Onze huiscolumnist Filip Canfyn heeft zich zo nog zo voorgenomen het bouwverlof uit te wuiven met mijmeringen over de warmte van zandige stranden en de frisheid van kekke cocktails, maar hét vakantienieuws steekt hier een dikke stok voor. Stok van stokpaard.
55 Filipijnse en Bengaalse lassers, die zes op zeven voor 650 € per maand werken, worden van een bouwwerf en uit hun krot gehaald. Bouwheer Borealis wist van niets, aannemer IREM-Ponticelli wist van niets, een minister van Justitie wist van niets en een minister van Werk wist van niets maar zal nu toch de andere honderden buitenlandse arbeiders op dezelfde werf in Kallo laten doorlichten.
Cut the crap! Dit is ziende blindheid. Welke opdrachtgever, overheid, aannemer of architect durft nog te beweren van niets te weten? Iedereen, die op een werf komt, weet het: hoe donkerder de huid, hoe vreemder de taal, hoe groter de kans dat de arbeider in kwestie daar voor een hongerloon werkt. En nog een werfwet: hoe groter de werf, hoe meer van die arbeiders, hoe lager hun pree en hoe ranziger hun onderkomen. Hierover blijven zwijgen verschuift langzaamaan van schuldig verzuim naar laffe collaboratie. Uitbuiting kan niet getolereerd worden binnen een beschaving die naam waardig.

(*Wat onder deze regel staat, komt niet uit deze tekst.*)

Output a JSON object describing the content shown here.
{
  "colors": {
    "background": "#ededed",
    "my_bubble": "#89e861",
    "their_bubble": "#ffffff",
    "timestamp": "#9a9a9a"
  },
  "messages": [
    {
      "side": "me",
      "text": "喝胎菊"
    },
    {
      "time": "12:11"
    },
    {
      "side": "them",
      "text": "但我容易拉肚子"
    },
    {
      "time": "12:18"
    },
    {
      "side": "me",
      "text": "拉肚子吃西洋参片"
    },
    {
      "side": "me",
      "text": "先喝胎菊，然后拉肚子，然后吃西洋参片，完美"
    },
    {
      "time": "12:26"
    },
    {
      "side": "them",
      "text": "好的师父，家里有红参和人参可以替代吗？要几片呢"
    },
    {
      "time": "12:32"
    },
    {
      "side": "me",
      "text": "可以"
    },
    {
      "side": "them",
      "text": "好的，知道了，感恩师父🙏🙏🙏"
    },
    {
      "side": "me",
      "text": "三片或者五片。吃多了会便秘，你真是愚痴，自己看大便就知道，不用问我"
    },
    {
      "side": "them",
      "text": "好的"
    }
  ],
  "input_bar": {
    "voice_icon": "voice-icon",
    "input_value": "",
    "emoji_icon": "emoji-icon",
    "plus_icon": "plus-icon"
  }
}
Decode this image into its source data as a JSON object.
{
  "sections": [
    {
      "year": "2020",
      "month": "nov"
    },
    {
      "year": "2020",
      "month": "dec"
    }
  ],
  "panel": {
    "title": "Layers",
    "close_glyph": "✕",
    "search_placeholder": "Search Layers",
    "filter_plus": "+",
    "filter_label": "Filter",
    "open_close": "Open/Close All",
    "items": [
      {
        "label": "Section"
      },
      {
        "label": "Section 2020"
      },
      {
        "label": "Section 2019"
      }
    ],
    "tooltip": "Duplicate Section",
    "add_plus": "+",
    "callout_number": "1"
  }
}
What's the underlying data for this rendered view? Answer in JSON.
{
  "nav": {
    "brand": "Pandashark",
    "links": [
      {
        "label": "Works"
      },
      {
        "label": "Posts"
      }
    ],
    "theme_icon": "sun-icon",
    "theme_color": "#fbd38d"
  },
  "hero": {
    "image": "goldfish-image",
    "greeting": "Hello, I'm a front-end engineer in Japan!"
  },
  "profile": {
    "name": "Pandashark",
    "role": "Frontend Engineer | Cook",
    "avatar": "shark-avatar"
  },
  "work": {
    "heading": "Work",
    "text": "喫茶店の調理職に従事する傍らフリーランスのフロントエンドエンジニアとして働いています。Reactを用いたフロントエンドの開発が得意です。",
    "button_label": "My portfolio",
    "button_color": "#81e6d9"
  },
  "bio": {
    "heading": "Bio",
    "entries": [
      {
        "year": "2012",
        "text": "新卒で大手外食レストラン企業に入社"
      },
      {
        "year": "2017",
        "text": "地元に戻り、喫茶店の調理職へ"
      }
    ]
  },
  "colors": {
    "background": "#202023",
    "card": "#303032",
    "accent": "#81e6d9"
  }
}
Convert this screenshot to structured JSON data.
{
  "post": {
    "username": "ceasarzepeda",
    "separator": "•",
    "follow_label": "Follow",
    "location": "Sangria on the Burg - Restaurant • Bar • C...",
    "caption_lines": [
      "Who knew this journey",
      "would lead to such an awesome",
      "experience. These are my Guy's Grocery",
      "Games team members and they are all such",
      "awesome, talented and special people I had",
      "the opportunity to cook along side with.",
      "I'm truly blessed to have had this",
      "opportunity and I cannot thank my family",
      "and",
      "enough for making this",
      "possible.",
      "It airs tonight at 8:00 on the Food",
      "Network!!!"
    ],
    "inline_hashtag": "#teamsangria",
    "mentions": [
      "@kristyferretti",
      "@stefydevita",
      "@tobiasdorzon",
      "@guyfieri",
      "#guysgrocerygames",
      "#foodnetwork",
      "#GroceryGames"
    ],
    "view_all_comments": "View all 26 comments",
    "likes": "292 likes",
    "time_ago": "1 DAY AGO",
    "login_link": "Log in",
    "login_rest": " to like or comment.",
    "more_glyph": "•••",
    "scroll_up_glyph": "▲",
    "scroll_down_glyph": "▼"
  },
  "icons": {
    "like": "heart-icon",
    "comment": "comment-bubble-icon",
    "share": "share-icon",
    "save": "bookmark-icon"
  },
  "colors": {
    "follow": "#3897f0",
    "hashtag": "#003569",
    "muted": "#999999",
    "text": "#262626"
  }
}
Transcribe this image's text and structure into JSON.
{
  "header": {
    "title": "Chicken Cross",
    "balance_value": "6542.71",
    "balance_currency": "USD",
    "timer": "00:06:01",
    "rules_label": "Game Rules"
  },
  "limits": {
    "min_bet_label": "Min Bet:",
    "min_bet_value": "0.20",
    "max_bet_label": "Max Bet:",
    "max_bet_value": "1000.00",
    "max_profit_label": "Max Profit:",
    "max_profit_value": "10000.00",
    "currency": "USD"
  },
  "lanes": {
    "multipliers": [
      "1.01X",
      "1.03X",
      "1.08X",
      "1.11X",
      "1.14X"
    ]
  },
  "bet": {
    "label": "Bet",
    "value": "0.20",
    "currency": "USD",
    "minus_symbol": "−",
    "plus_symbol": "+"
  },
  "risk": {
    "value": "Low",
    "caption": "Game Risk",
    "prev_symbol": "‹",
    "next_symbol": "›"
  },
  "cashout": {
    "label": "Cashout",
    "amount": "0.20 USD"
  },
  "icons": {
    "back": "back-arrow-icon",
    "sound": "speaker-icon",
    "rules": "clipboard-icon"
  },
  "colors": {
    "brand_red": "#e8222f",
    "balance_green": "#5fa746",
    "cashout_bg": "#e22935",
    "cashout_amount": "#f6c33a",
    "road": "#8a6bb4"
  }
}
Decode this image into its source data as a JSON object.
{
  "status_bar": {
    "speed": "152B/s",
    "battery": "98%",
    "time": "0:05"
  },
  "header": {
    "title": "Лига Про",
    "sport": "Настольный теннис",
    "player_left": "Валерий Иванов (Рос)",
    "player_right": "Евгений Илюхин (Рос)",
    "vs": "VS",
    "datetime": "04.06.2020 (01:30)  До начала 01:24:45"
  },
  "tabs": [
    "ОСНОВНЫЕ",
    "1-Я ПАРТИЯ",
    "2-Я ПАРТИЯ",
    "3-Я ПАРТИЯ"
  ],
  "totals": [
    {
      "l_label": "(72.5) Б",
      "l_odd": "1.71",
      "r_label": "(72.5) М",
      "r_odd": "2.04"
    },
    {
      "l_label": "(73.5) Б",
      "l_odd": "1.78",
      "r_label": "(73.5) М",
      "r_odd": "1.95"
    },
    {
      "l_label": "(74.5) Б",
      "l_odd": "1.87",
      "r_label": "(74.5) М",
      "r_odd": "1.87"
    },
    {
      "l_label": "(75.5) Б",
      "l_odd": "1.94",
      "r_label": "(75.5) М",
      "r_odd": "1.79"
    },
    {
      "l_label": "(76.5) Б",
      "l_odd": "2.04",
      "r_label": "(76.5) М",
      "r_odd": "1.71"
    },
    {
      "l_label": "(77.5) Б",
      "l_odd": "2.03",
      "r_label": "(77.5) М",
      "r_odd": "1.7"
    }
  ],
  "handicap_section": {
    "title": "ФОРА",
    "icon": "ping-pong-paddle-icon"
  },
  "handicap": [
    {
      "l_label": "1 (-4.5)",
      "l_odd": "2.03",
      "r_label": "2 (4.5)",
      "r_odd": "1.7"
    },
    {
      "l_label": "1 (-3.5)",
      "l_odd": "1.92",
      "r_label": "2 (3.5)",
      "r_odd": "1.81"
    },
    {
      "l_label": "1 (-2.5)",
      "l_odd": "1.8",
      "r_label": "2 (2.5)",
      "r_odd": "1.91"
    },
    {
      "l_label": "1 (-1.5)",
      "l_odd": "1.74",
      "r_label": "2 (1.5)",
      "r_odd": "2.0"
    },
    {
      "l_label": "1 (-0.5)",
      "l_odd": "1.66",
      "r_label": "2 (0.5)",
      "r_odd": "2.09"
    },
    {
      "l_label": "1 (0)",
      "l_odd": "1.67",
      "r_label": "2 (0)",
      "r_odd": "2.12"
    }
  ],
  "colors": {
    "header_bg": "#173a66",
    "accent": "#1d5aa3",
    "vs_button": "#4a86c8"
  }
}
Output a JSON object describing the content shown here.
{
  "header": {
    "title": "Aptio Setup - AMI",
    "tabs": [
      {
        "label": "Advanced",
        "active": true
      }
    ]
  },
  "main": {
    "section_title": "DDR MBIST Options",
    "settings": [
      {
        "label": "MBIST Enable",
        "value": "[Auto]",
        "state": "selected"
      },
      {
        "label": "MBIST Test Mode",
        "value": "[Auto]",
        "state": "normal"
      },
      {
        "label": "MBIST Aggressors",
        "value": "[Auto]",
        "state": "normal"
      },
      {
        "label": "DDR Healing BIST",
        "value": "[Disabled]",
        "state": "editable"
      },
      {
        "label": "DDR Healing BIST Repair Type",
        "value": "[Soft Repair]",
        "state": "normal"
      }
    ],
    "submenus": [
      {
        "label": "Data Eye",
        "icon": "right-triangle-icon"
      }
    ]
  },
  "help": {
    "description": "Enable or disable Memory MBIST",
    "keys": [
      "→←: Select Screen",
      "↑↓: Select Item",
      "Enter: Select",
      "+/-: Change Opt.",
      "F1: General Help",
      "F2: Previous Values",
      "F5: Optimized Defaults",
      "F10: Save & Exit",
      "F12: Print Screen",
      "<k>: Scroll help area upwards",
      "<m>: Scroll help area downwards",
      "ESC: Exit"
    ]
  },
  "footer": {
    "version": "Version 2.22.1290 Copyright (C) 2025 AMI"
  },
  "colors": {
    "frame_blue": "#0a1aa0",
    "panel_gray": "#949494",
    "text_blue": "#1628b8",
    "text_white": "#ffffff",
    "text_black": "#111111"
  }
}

En die hypocrisie! Iemand met een donkere huid en een vreemde taal, die buiten slaapt aan het Klein Kasteeltje, wordt weggezet als een economische vluchteling, als een profiteur, als een opportunist. Iemand met een donkere huid en een vreemde taal, die buiten werkt op een bouwwerf, wordt ingezet als economische slaaf, als profijtbron, als opportuniteit. Allebei dromen van een betere toekomst maar worden behandeld als wegwerpmensen.
Mag ik tot slot een suggestie doen? Als straks die slaapdorpen voor de Oosterweelarbeiders in Antwerpen open gaan lijkt het mij niet onverstandig aan de poort een permanent kantoortje van de Sociale Inspectie te bemannen.